AdvanSix Inc. reported its fourth‑quarter and full‑year 2025 financial results, posting sales of $360 million for the quarter and $1.522 billion for the year. Adjusted earnings per share for the quarter were $0.03, a beat of the consensus estimate of a loss of $0.06 per share, while full‑year adjusted diluted EPS rose to $2.28 from $1.96 in 2024. Revenue for the quarter also exceeded the consensus estimate of $347.6 million.
The 9% increase in Q4 sales was driven by a 11% rise in volume, largely attributable to strong demand for plant nutrients and lower raw‑material pass‑through pricing. For comparison, Q4 2024 sales were $329.1 million, underscoring the year‑over‑year growth momentum.

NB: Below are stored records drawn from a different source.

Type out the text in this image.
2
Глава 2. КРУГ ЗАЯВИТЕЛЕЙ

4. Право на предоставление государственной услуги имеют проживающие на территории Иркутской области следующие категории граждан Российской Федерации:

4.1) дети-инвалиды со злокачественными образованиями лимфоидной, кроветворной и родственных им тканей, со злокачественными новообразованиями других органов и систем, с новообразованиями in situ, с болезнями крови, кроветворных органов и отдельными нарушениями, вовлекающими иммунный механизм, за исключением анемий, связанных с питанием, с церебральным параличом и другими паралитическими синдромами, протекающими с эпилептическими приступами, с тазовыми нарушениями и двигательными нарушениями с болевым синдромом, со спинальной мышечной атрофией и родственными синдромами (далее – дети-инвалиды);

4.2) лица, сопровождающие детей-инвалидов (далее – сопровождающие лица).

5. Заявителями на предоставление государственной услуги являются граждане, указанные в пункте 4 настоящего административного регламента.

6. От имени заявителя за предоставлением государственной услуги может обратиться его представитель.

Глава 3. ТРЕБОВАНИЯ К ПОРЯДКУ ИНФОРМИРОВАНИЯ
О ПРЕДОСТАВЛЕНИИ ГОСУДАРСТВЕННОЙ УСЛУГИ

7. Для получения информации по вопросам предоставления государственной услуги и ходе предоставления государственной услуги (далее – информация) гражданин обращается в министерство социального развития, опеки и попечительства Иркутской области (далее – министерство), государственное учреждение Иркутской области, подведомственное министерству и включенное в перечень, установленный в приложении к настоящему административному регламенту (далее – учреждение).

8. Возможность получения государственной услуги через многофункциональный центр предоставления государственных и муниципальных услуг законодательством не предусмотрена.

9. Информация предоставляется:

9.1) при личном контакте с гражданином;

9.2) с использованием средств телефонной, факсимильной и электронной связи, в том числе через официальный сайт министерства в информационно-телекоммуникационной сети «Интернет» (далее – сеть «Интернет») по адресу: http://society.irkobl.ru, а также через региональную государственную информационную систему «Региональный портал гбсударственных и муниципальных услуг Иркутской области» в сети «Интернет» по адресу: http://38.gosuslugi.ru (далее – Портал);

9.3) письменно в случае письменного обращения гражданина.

Profitability improved as adjusted earnings per share beat expectations, a result of disciplined cost control and higher operating volume. GAAP earnings per share were negative $0.10, but the adjusted figure of $0.03 reflected the company’s ability to manage expenses. Adjusted EBITDA margin expanded to 10.3% from 9.4% in 2024, and free cash flow increased to $6.4 million from $1.7 million the prior year.
Capital expenditures for 2025 totaled $116.4 million, leaving a modest free cash flow of $6.4 million. Management guided 2026 capital expenditures to a range of $75 million to $95 million, signaling a shift toward cash generation and a disciplined investment strategy.
The company claimed $9.7 million in 45Q carbon‑capture tax credits in Q4 2024, a benefit that supports its cash‑flow position and is expected to continue to provide value in future periods.
AdvanSix declared a quarterly cash dividend of $0.16 per share, payable March 23 2026 to shareholders of record as of March 9 2026, maintaining its commitment to shareholder returns.
CEO Erin Kane highlighted the company’s performance, noting that AdvanSix delivered $157 million in adjusted EBITDA and positive free cash flow in a year marked by a cyclical trough in nylon solutions and robust plant‑nutrient demand.
The company’s guidance for 2026 focuses on capital‑expenditure discipline, with a projected range of $75 million to $95 million, reflecting management’s confidence in maintaining profitability while prioritizing cash‑flow generation.